As explained in Atay and Syngenta Seeds, Inc. v. County of Kauai, Nos. 14-16833, 14-16848, Hawaii courts apply a “‘comprehensive statutory scheme’ test” to decide field-preemption claims under HRS § 46-1.5(13), such as that made by the GE Parties here. Under this test, a local law is preempted if “it covers the same subject matter embraced within a comprehensive state statutory scheme disclosing an express or implied intent to be exclusive and uniform throughout the state.” Richardson v. City & Cty. of Honolulu, 868 P.2d 1193, 1209 (Haw. 1994). Courts frequently treat this test as involving several overlapping elements, including showings that (1) the state and local laws address the same subject matter; (2) the state law comprehensively regulates that subject matter; and (3) the legislature intended the state law to be uniform and exclusive. However, as is true of our federal preemption analysis, the “critical determination to be made” is “whether the statutory scheme at issue indicate[s] a legislative intention to be the exclusive legislation applicable to the relevant subject matter.” Pac. Int’l Servs. Corp. v. Hurip, 873 P.2d 88, 94 (Haw. 1994) (internal quotation marks omitted).

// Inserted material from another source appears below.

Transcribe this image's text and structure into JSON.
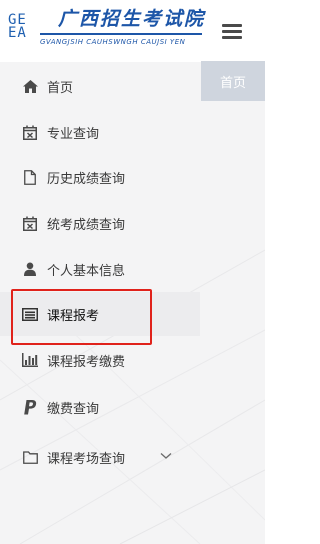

As explained in Atay, Hawaii has established a comprehensive, uniform, and exclusive statutory scheme to address the threat posed by introduced, potentially harmful plants, and has delegated authority to the Hawaii Department of Agriculture (DOA) to enact rules to that end. By banning commercialized GE plants, the Ordinance impermissibly intrudes into this area of exclusive State regulation and thus is beyond the County’s authority under HRS § 46-1.5(13) and preempted.4 See Atay, Nos. 15-16466, 15-16552.
The victorious plaintiffs / appellees are the Hawai’i Papaya Industry Association, Big Island Banana Growers Association, Hawai’i Cattlemen’s Council, Inc., Pacific Floral Exchange, Inc., Biotechnology Innovation Organization, Richard Ha, Jason Moniz, Gordon Inouye, Eric Tanouye, and the Hawai’i Floriculture And Nursery Association.